Reland of Post tasks for sensitive input visibility notifications (patchset #1 id:1 of https://codereview.chromium.org/2531683002/ )

Reason for revert:
Fixing SecuritySTateTabHelperTests

Original issue's description:
> Revert of Post tasks for sensitive input visibility notifications (patchset #5 id:80001 of https://codereview.chromium.org/2515373003/ )
>
> Reason for revert:
> Suspected for flaky failures on browser_tests for Mac 10.9 asan, Mac 10.10
>
> E.g.
> SecurityStateTabHelperTestWithPasswordCcSwitch/SecurityStateTabHelperTestWithPasswordCcSwitch.PasswordSecurityLevelDowngradedFromIframe/0
> SecurityStateTabHelperTest.PasswordSecurityLevelNotDowngradedWithoutSwitch
>
> https://uberchromegw.corp.google.com/i/chromium.memory/builders/Mac%20ASan%2064%20Tests%20%281%29/builds/24682
> https://uberchromegw.corp.google.com/i/chromium.mac/builders/Mac10.10%20Tests/builds/9716
>
> Errors like
>
> ../../chrome/browser/ssl/security_state_tab_helper_browser_tests.cc:966: Failure
> Value of: security_info.security_level
>   Actual: 0
> Expected: security_state::HTTP_SHOW_WARNING
> Which is: 1
> ../../chrome/browser/ssl/security_state_tab_helper_browser_tests.cc:971: Failure
> Value of: entry->GetSSL().content_status & content::SSLStatus::DISPLAYED_PASSWORD_FIELD_ON_HTTP
>   Actual: false
> Expected: true
>
> Original issue's description:
> > Post tasks for sensitive input visibility notifications
> >
> > If password inputs are hidden and shown multiple times in the same task
> > (as apparently happens when processing a stylesheet), we don't want to
> > the omnibox warning to flicker in and out.
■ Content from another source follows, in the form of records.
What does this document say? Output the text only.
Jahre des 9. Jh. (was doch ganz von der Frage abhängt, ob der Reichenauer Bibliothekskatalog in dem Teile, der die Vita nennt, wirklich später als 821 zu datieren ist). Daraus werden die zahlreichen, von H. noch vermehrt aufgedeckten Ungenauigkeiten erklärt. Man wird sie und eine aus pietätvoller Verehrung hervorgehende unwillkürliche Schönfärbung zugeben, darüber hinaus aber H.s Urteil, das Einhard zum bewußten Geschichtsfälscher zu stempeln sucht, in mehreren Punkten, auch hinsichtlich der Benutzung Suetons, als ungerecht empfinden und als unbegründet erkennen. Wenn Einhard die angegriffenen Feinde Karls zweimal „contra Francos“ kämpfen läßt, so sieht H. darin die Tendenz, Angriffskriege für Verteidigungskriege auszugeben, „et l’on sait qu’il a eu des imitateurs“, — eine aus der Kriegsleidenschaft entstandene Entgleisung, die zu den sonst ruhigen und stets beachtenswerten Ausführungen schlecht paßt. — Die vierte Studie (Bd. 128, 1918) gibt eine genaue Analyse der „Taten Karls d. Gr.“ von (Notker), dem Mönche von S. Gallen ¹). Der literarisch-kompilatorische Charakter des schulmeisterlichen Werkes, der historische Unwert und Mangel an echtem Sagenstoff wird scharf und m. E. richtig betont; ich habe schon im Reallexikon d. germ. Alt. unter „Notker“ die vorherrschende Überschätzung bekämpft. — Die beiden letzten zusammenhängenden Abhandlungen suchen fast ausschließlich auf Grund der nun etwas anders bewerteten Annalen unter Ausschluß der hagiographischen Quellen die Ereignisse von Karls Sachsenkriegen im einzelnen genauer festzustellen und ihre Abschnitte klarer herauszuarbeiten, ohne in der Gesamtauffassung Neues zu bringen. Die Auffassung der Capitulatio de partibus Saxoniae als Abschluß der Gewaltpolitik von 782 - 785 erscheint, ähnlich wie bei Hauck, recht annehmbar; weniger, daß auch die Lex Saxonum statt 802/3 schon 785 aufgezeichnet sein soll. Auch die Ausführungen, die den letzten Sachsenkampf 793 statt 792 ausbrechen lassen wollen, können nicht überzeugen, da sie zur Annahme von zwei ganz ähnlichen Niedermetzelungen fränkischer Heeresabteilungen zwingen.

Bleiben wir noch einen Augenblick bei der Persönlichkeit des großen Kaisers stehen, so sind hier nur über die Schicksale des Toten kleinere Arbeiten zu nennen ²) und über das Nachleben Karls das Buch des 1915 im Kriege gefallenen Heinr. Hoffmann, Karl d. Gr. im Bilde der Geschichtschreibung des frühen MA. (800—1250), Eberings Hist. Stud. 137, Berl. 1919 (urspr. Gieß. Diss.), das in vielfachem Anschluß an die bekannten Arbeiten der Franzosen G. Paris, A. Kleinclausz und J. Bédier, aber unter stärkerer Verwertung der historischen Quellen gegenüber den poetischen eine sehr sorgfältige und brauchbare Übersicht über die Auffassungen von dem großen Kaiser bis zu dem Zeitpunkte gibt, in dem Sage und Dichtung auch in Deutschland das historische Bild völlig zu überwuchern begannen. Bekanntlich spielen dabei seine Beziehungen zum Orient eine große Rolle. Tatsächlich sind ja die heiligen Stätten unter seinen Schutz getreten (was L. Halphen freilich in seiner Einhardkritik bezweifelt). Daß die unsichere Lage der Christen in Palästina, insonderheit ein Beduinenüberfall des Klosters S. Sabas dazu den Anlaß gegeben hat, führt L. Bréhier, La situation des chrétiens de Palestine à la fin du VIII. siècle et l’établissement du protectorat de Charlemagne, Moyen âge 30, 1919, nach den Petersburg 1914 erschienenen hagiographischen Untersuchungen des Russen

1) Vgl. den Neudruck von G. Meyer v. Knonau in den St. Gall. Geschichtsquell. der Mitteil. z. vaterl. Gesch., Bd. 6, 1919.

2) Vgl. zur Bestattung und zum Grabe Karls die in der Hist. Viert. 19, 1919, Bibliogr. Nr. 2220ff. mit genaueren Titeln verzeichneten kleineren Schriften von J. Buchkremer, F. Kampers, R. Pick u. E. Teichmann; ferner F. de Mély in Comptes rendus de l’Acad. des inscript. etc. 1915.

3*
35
Thus, this CL posts sensitive
> > input visibility notifications to the end of the task queue, so that the
> > omnibox warning updates get coalesced.
> >
> > BUG= 664194 
> > TEST=Visit http://http-password.badssl.com and observe that the omnibox
> > warning does not flicker in and out twice.
> >
> > Committed: https://crrev.com/7bdbe352cdbd7cc1dec2b71653e60b47688bd9e1
> > Cr-Commit-Position: refs/heads/master@{#434340}
>
> TBR=dcheng@chromium.org,haraken@chromium.org,estark@chromium.org
> # Skipping CQ checks because original CL landed less than 1 days ago.
> NOPRESUBMIT=true
> NOTREECHECKS=true
> NOTRY=true
> BUG= 664194 
>
> Committed: https://crrev.com/e0c7eb5a36b45db9a17c75715a99b3a547c45974
> Cr-Commit-Position: refs/heads/master@{#434400}

TBR=dcheng@chromium.org,haraken@chromium.org,tapted@chromium.org
# Not skipping CQ checks because original CL landed more than 1 days ago.
BUG= 664194 

Review-Url: https://codereview.chromium.org/2538473002
Cr-Commit-Position: refs/heads/master@{#434820}

[modify] https://crrev.com/d262a0ed6bd977cfec18514171790fcaee02a0a1/chrome/browser/ssl/security_state_tab_helper_browser_tests.cc
[modify] https://crrev.com/d262a0ed6bd977cfec18514171790fcaee02a0a1/third_party/WebKit/Source/core/dom/Document.cpp
[modify] https://crrev.com/d262a0ed6bd977cfec18514171790fcaee02a0a1/third_party/WebKit/Source/core/dom/Document.h
[modify] https://crrev.com/d262a0ed6bd977cfec18514171790fcaee02a0a1/third_party/WebKit/Source/core/html/forms/PasswordInputType.cpp
[modify] https://crrev.com/d262a0ed6bd977cfec18514171790fcaee02a0a1/third_party/WebKit/Source/core/html/forms/PasswordInputTypeTest.cpp

This should be fixed in 57.0.2936.0; maxwalker, can you verify?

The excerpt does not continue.